Daniel, irischer Staatsbürger, sitzt seit Anfang September letzten Jahres in der JVA Ulm, Außenstelle Frauengraben, in Untersuchungshaft. Er gehört zu den sogenannten „Ulm 5“, denen, so ihre Anwälte, „vorgeworfen wird, am 8. September 2025 in den Standort des deutschen Ablegers des israelischen Waffenherstellers Elbit Systems in Ulm eingedrungen zu sein und dort Sachschaden verursacht zu haben” – mit dem Ziel, den Genozid in Gaza zu verhindern. Das Strafverfahren „wegen mitgliedschaftlicher Beteiligung an einer kriminellen Vereinigung u.a.“ ist politisch und bei der Staatsschutzkammer des Landgerichts Stuttgart angesiedelt. Der Gerichtsprozess (und damit die U-Haft) soll sich bis Ende Juli hinziehen: elf Monate lang 23 Stunden pro Tag in einer Einzelzelle, ohne Kontakt zur Außenwelt außer einem Fernseher, handschriftlichen Briefen und einer halben Stunde Besuch alle zwei Wochen. Und: man darf Daniel keine Bücher schicken. Man darf auch der Gefängnisbibliothek keine Bücher spenden, nicht einmal über einen Versandhandel. Auch er selbst darf sich keine Belletristik und Dichtung kaufen. Das Gefängnis erlaubt ihm nur Sachbücher zu Ausbildungszwecken, weigert sich aber, die Kriterien dafür offenzulegen, und verunmöglicht ihm inzwischen auch die Bestellung von Sachbüchern.

Beschwerden der Anwälte wurden abgelehnt, flehentliche Appelle an die Gefängnisleitung blieben unerhört. Der einzige Weg, ihm Bücher zukommen zu lassen, sind Kopien, auf Briefe verteilt. Er möchte Ulysses lesen, von James Joyce. Der Ausdruck aus dem Projekt Gutenberg wiegt 1,3 kg; ein Brief darf nicht mehr wiegen als hundert Gramm; macht 13 Briefe.

Wenn es nach dem Willen der Gefängnisleitung geht, soll Daniel sich mit den in der Gefängnisbibliothek befindlichen Büchern begnügen, von denen er fünf pro Woche ausleihen darf. Die Gefängnisleitung führt „Sicherheitsgründe (Manipulationsmöglichkeit, Einbringen von illegalen Substanzen wie bspw. Synthetische Cannabinoide, etc.“ an, die das Einkaufen oder Entgegennehmen von Bücherspenden „grundsätzlich nicht möglich“ machen, und findet den Bestand ihrer Bibliothek ausreichend „vielseitig und zweckmäßig“. Wenn die vorhandenen englischsprachigen Bücher nicht reichen, dann könne der Gefangene ja noch die vorhandenen deutschen Bücher lesen, er beherrsche ja deutsch. (Daniel hat mütterlicherseits deutsche Familie und spricht deshalb etwas deutsch.)
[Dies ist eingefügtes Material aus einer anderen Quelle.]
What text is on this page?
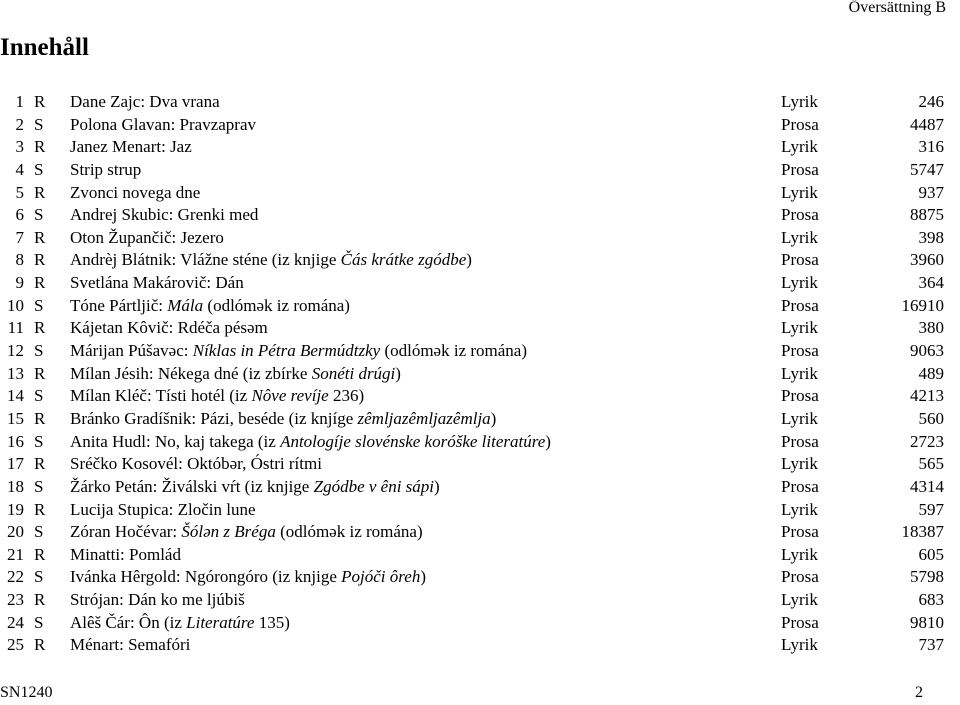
Översättning B
Innehåll
1 R Dane Zajc: Dva vrana	Lyrik	246
2 S Polona Glavan: Pravzaprav	Prosa	4487
3 R Janez Menart: Jaz	Lyrik	316
4 S Strip strup	Prosa	5747
5 R Zvonci novega dne	Lyrik	937
6 S Andrej Skubic: Grenki med	Prosa	8875
7 R Oton Župančič: Jezero	Lyrik	398
8 R Andrèj Blátnik: Vlážne sténe (iz knjige Čás krátke zgódbe)	Prosa	3960
9 R Svetlána Makárovič: Dán	Lyrik	364
10 S Tóne Pártljič: Mála (odlómək iz romána)	Prosa	16910
11 R Kájetan Kôvič: Rdéča pésəm	Lyrik	380
12 S Márijan Púšavəc: Níklas in Pétra Bermúdtzky (odlómək iz romána)	Prosa	9063
13 R Mílan Jésih: Nékega dné (iz zbírke Sonéti drúgi)	Lyrik	489
14 S Mílan Kléč: Tísti hotél (iz Nôve revíje 236)	Prosa	4213
15 R Bránko Gradíšnik: Pázi, beséde (iz knjíge zêmljazêmljazêmlja)	Lyrik	560
16 S Anita Hudl: No, kaj takega (iz Antologíje slovénske koróške literatúre)	Prosa	2723
17 R Sréčko Kosovél: Októbər, Óstri rítmi	Lyrik	565
18 S Žárko Petán: Živálski vŕt (iz knjige Zgódbe v êni sápi)	Prosa	4314
19 R Lucija Stupica: Zločin lune	Lyrik	597
20 S Zóran Hočévar: Šólən z Bréga (odlómək iz romána)	Prosa	18387
21 R Minatti: Pomlád	Lyrik	605
22 S Ivánka Hêrgold: Ngórongóro (iz knjige Pojóči ôreh)	Prosa	5798
23 R Strójan: Dán ko me ljúbiš	Lyrik	683
24 S Alêš Čár: Ôn (iz Literatúre 135)	Prosa	9810
25 R Ménart: Semafóri	Lyrik	737
SN1240	2
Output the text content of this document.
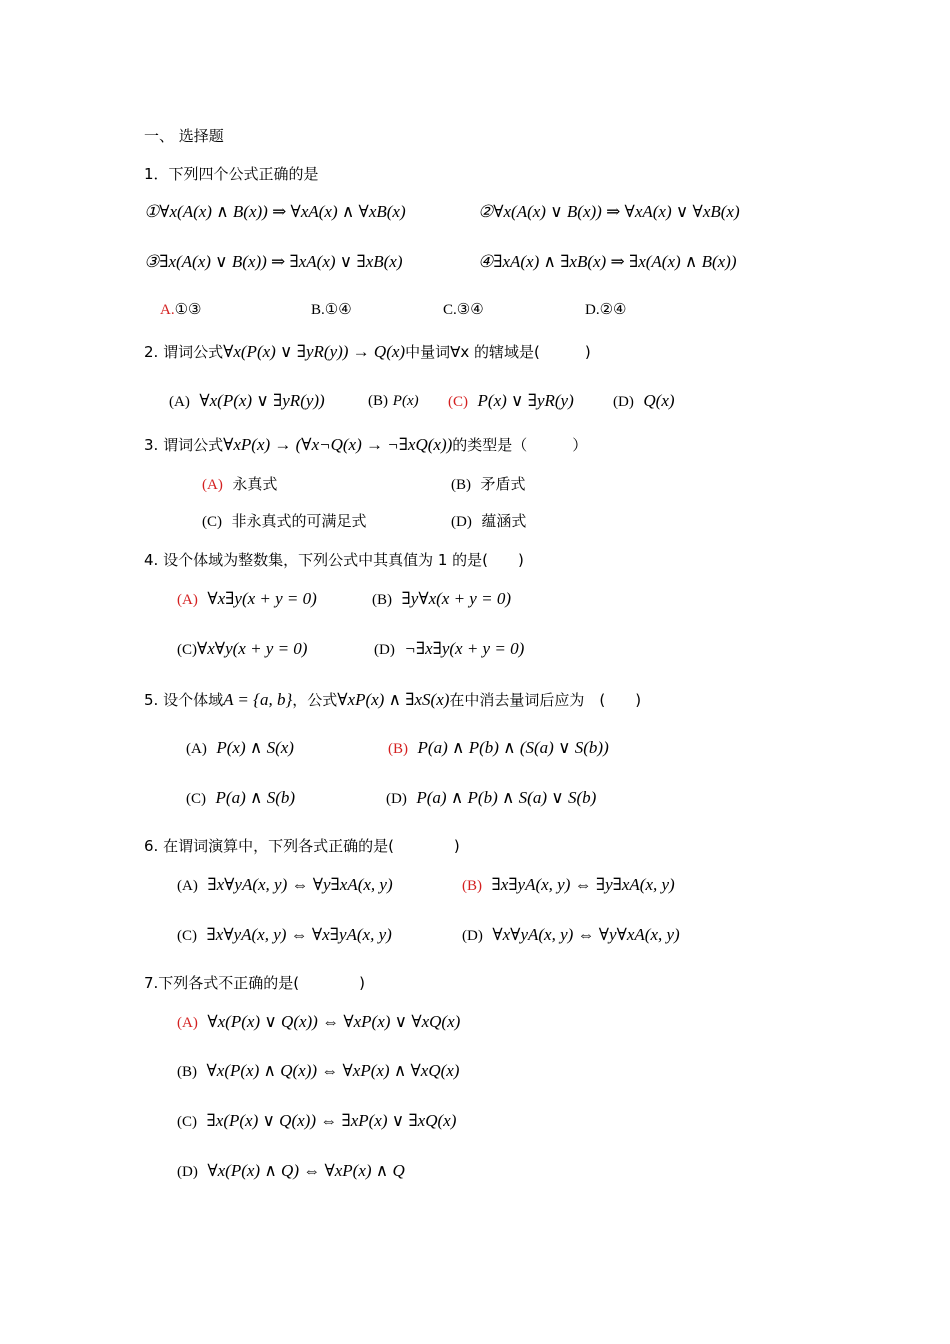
一、 选择题
1．下列四个公式正确的是
①∀x(A(x) ∧ B(x)) ⇒ ∀xA(x) ∧ ∀xB(x)	②∀x(A(x) ∨ B(x)) ⇒ ∀xA(x) ∨ ∀xB(x)
③∃x(A(x) ∨ B(x)) ⇒ ∃xA(x) ∨ ∃xB(x)	④∃xA(x) ∧ ∃xB(x) ⇒ ∃x(A(x) ∧ B(x))
A.①③	B.①④	C.③④	D.②④
2. 谓词公式∀x(P(x) ∨ ∃yR(y)) → Q(x)中量词∀x 的辖域是(　　　)
(A) ∀x(P(x) ∨ ∃yR(y))	(B) P(x) (C) P(x) ∨ ∃yR(y)	(D) Q(x)
3. 谓词公式∀xP(x) → (∀x¬Q(x) → ¬∃xQ(x))的类型是（　　　）
(A) 永真式	(B) 矛盾式
(C) 非永真式的可满足式	(D) 蕴涵式
4. 设个体域为整数集，下列公式中其真值为 1 的是(　　)
(A) ∀x∃y(x + y = 0)	(B) ∃y∀x(x + y = 0)
(C)∀x∀y(x + y = 0)	(D) ¬∃x∃y(x + y = 0)
5. 设个体域A = {a, b}，公式∀xP(x) ∧ ∃xS(x)在中消去量词后应为　(　　)
(A) P(x) ∧ S(x)	(B) P(a) ∧ P(b) ∧ (S(a) ∨ S(b))
(C) P(a) ∧ S(b)	(D) P(a) ∧ P(b) ∧ S(a) ∨ S(b)
6. 在谓词演算中，下列各式正确的是(　　　　)
(A) ∃x∀yA(x, y) ⇔ ∀y∃xA(x, y)	(B) ∃x∃yA(x, y) ⇔ ∃y∃xA(x, y)
(C) ∃x∀yA(x, y) ⇔ ∀x∃yA(x, y)	(D) ∀x∀yA(x, y) ⇔ ∀y∀xA(x, y)
7.下列各式不正确的是(　　　　)
(A) ∀x(P(x) ∨ Q(x)) ⇔ ∀xP(x) ∨ ∀xQ(x)
(B) ∀x(P(x) ∧ Q(x)) ⇔ ∀xP(x) ∧ ∀xQ(x)
(C) ∃x(P(x) ∨ Q(x)) ⇔ ∃xP(x) ∨ ∃xQ(x)
(D) ∀x(P(x) ∧ Q) ⇔ ∀xP(x) ∧ Q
Daniels Anwalt stellte einen gerichtlichen Antrag, „ihm nicht länger zu untersagen, die Bücher Lone Wolf von Adam Weymouth, Ulysses von James Joyce und The Prison Letters von Nelson Mandela zu erwerben bzw. ihm die für den Erwerb notwendige Handreichung nicht länger zu verweigern.” Ende Januar wies die Staatsschutzkammer des Landgerichts Stuttgart den Antrag zurück. (Aktenzeichen 18 KLs 36 Js 123125) Man möchte der Staatsschutzkammer die Lektüre des in der Bibliothek nicht vorhandenen Kafka empfehlen, wenn sie in ihrer Begründung schreibt: „Der Zugang zu Literatur ist für interessierte Gefangene von so existentieller Bedeutung, dass eine ermessensfehrerfreie Veweigerung des Zugangs zu einer Bücherei kaum denkbar ist; die Art und Weise der Ausleihemöglichkeit steht jedoch im Ermessen der Anstalt, so dass etwa kein Anspruch auf Zugang zu einer Freihandbibliothek besteht.” Ein eigenständiger Erwerb sei „aus Sicherheitsgründen nicht möglich”; den Sozialdienst zu bemühen, sei der Vollzugsanstalt nicht zumutbar.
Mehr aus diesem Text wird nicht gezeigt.